Cassia County School District use three new propane-run buses
The last day of school was Thursday for Cassia County students and some rode home in style. The school district recently received three new propane-run buses.
Jim Hamilton, the transportation supervisor for the school district, said they bought two in 2017.
"We liked them so we bought three more this year. We just got them in last week," Hamilton said.
Out of 63 buses the school district has, they have five that run on propane. The rest are on diesel.
"The difference in the propane and the diesel buses that we have been running with all the emissions control. There is so much expense in the emissions that we went to propane because you don't have to have all the after treatment stuff on there," he said. "They will pull a little less fuel economy, but the cost of propane, by far, is different from the diesel."

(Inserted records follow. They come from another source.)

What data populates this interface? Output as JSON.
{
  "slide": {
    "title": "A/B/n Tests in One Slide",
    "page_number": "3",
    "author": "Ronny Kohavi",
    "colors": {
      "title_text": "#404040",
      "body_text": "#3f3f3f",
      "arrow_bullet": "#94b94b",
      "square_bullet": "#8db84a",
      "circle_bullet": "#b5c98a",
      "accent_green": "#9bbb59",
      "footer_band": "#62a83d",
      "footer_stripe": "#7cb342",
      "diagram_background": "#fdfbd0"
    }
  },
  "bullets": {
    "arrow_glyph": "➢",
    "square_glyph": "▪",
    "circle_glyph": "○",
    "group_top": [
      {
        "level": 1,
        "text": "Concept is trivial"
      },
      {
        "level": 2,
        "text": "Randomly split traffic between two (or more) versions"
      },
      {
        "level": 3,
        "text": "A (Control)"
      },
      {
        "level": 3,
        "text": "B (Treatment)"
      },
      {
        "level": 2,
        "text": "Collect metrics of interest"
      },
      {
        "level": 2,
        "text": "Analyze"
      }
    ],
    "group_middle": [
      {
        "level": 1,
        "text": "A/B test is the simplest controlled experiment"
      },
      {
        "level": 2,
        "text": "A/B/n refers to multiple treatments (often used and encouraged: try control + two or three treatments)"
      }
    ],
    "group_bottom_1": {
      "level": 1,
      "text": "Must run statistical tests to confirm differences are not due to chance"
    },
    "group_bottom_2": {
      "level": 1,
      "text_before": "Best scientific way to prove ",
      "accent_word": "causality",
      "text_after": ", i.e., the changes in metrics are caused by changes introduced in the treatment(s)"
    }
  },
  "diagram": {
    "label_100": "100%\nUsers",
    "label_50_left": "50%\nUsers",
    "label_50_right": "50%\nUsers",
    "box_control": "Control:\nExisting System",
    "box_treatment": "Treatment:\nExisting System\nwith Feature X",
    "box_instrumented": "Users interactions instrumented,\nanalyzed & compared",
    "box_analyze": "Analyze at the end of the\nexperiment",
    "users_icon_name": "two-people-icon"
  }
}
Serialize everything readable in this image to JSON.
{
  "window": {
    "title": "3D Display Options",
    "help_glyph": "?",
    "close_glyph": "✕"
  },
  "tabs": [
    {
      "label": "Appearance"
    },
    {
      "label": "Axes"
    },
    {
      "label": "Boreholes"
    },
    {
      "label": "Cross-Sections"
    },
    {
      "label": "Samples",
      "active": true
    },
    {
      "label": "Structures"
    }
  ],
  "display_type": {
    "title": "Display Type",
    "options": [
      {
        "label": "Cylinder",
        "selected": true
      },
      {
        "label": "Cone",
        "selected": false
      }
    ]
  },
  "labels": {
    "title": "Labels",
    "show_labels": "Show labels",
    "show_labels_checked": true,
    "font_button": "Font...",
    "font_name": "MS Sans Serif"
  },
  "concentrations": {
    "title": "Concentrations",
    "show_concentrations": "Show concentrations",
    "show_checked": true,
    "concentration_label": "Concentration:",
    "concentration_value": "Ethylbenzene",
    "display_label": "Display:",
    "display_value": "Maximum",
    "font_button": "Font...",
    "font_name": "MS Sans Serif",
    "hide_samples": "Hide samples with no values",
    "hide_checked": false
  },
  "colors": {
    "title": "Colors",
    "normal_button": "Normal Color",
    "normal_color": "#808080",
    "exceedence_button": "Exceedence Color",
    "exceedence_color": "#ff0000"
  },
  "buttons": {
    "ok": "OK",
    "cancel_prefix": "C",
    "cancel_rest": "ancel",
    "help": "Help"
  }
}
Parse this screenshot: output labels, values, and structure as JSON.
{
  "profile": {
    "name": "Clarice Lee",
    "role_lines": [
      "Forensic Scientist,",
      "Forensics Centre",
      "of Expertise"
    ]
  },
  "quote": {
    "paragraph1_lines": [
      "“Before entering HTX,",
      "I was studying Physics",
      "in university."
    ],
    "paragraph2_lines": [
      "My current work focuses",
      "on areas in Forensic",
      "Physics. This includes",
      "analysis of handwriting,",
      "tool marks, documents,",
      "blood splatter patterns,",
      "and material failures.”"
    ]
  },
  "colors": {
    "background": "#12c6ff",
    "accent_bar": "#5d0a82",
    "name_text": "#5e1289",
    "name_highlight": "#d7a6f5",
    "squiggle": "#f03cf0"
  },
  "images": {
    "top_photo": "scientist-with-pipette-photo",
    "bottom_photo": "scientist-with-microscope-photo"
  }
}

Hamilton said they save $4,000 with a propane bus compared to a bus with diesel.
"That will be fuel, oil changes, six quarts of oil versus 19. A $30 air filter for a diesel versus a $6 air filter for propane," he explained.
He said that propane "scares people," but assures that there are many safety features.
"The safety features put into these buses is such that it will not explode. If you have a fire under the bus, they're designed to vent to the roadside," he said. "They will start relieving at 300 to 350 pounds of pressure. As that releases, propane is cool so it will form a frost of the tank, which cools that down and it'll quit venting out."
He added that if the fire continues, it will do the same thing until it's completely out of fuel so that it wouldn't explode.
Hamilton said the noise of the engine is reduced 50 percent with a propane bus as well.
Bus driver Toni Ray can concur with that as she drives a propane bus.
"It's more quieter," she said.
Come this summer, Ray would be a bus driver with the district for 25 years.
"I love it. If I didn't, I most certainly wouldn't," she said. "There's a lot of people out that there say it's a hard job, but I totally love it."
She said she also noticed that the propane bus did not give off a smell like the diesel-run buses do.
"When they do the diesel, it's quite smelly. This is clean and it drives perfect," she said.
Hamilton said the funds come from the state doing a depreciation.
"They take and pay us per year, per every bus we have in deprecation, and we take that money and invest it in new buses," he said.
He said they are keeping close tabs on the expenses this year.
"For a town bus, I do like the propane. I'm not sold over the roads yet just for the availability in the propane. It's much easier to pull in and fuel up for diesel for a driver, but in town we can take care of that," he said.